Friday, 18 May 2018

Film review: Deadpool 2


That rhymes.


Warning! Danger, Will Robinson!
Here be SPOILERS for Deadpool 2!


Here we go with another movie review. To keep myself on track (because I could probably talk about Deadpool the character until I die of starvation), I’ll keep it to 3 words.

Characters

The Scooby Gang
Nope, not me blagging a way to talk about Deadpool the character until I die of starvation. This is more about the others who turned up - Vanessa Longhair, Domino the fucking awesome, Negasonic Teenage Awesomest X-Men Name Ever, Yukio the barely-there but very important girlfriend, Actual Swearer Colossus, Brad Pitt and the Red Shirts (that sounds like a grunge band), White Thanos and Ted, Weasel, Blind Al, and the irrepressible Dopinder.
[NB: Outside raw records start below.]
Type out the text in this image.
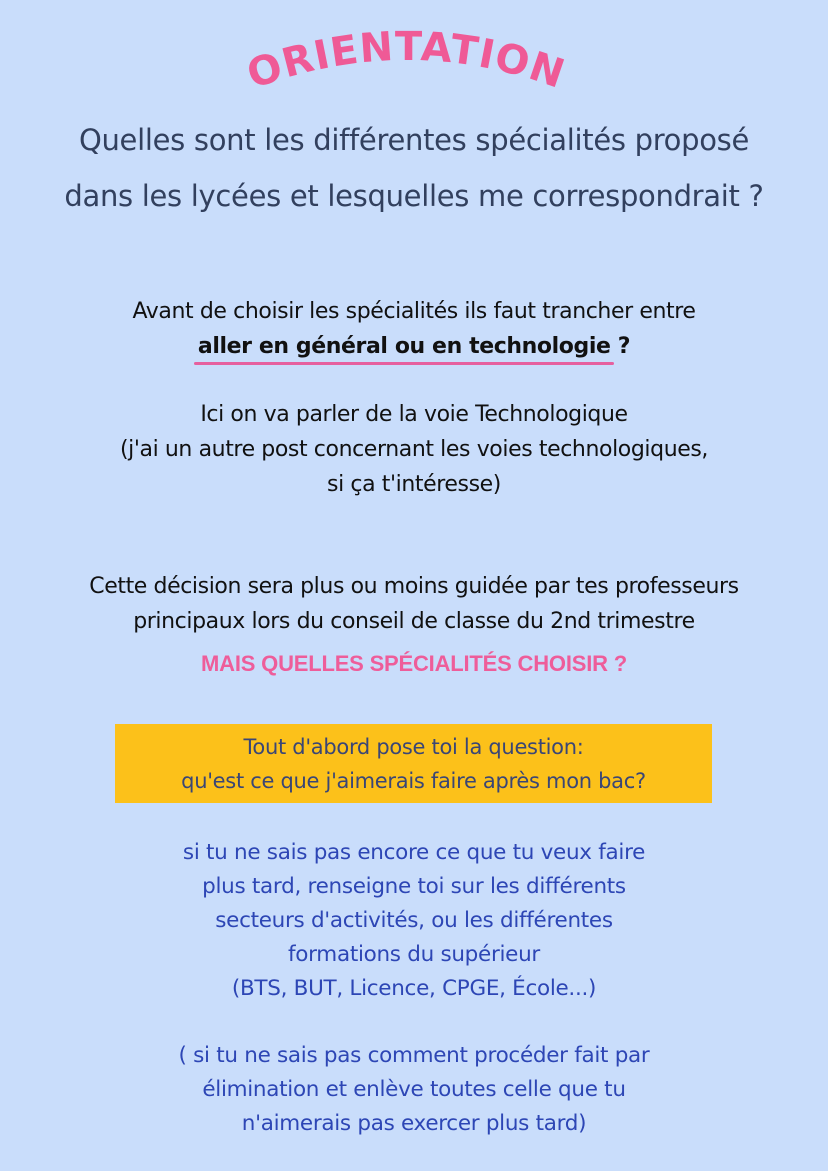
ORIENTATION
Quelles sont les différentes spécialités proposé
dans les lycées et lesquelles me correspondrait ?
Avant de choisir les spécialités ils faut trancher entre
aller en général ou en technologie ?
Ici on va parler de la voie Technologique
(j'ai un autre post concernant les voies technologiques,
si ça t'intéresse)
Cette décision sera plus ou moins guidée par tes professeurs
principaux lors du conseil de classe du 2nd trimestre
MAIS QUELLES SPÉCIALITÉS CHOISIR ?
Tout d'abord pose toi la question:
qu'est ce que j'aimerais faire après mon bac?
si tu ne sais pas encore ce que tu veux faire
plus tard, renseigne toi sur les différents
secteurs d'activités, ou les différentes
formations du supérieur
(BTS, BUT, Licence, CPGE, École...)
( si tu ne sais pas comment procéder fait par
élimination et enlève toutes celle que tu
n'aimerais pas exercer plus tard)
Not to mention the point of the story, Russell, who was both a focus and a trope-breaker.

Russell was a great pick because he was The One That Didn’t Fit - he starts off by saying he’s only side-lined to the ‘orphanage’ in the first place because they don’t make plus-size supersuits. That alone made me happy - and then the future is laid out for us by White Thanos (Josh Brolin) and Ted (his daughter’s teddy bear, conveniently hanging from his belt), whereby we see the damage done by excluding people if they don’t fit in. Throw in some casual torture designed to ‘cure’ people of their natural persuasions, and you have us at the next point:

Metaphor

Not in a Drax kind of way, but in a ‘oooh, I see what you did there’ kind of way. We have Deadpool who’s stuck living when he’d rather die (such a Tumblr meme it would be reblogged faster than a Loki survivor gif), we have Russell being tortured to make him something he’s not, to make him fit in with society by not being a mutant (uhm… sexual orientation correction, anyone?), and we have Josh Brolin telling us that When he comes from, the Earth is pretty fucked. Ok, that’s not a metaphor, but it does mirror what’s going on right now and not even subtly. It’s a lot more than the first Deadpool movie gave us, which means not only have they not fucked it up, but they’ve managed to add more on top. Which makes it even better.

Merc with a Mouth

Gratuitous butt shot, anyone?
Is it me, or is countless F words and 2 C words a bit much for a 15 certificate? Not even the mindlessly swear-a-minute fun of Baywatch could keep up with this movie. I’m not complaining for myself - I was rolling around trying not to laugh so loud that I missed the next line. However, when people complain that their 6 year old was scared in Avengers: Infinity War when it was a 12A in the UK, I wonder if these people actually think back to the last Deadpool movie, realise how sweary it was, and then not let their 12 year old go to see Deadpool 2. I know you can’t protect everyone forever, but whoever they paid to make that movie a 15? Shame on you. The blood, the viscera, the non-stop blue and frankly purple jokes, the swearing that turned the air black - this was no way a 15 certificate. I wouldn’t want you to cut it and I wouldn’t want you to change a thing - but don’t pretend it’s less than it is. Parents and the BBFC can bitch about the ‘does watching violent TV and films make you violent’ all day long, but they’re the ones not doing anything about providing protection barriers for younger minds.

Russell - he's a keeper
That said, Deadpool’s typically motor-mouthed quips and insults were a joy. It’s almost as if Fox is doing its best to distance itself from the drama going on at the House of Mouse version of the Marvel universe right now. Whether they do another film or not, this one will forever live in my memory for such momentous fun as an entire operatic chorus going full-on John Williams meets Triumphant Mozart by singing HO-LY SHIT-BALLS for half the brilliant Big Boss battle. You have the one-liners, you have the trope-killers, you have the put-downs and Ryan Reynolds’ quiet, deliberate delivery of some cinematic history. All in all, this movie is more than just Deadpool Does New Zealand - this is a barrel of sarcastic, desperately-clinging-to-humour-to-laugh-at-the-darkness black comedic fun, and it was just the right amount of irreverent in-jokes, easter eggs and tongue-in-cheekiness I needed after Infinity War.

Verdict: Are you kidding? Run, don’t walk, to see this 9.5/10 movie - and that’s as high as I go. Make sure you stay for the 2 - count them, 2 - mid-credits scenes (there is no after-credits scene in the UK). Comedy genius, and just at the right time, if you're a fan of the other Marvel universe.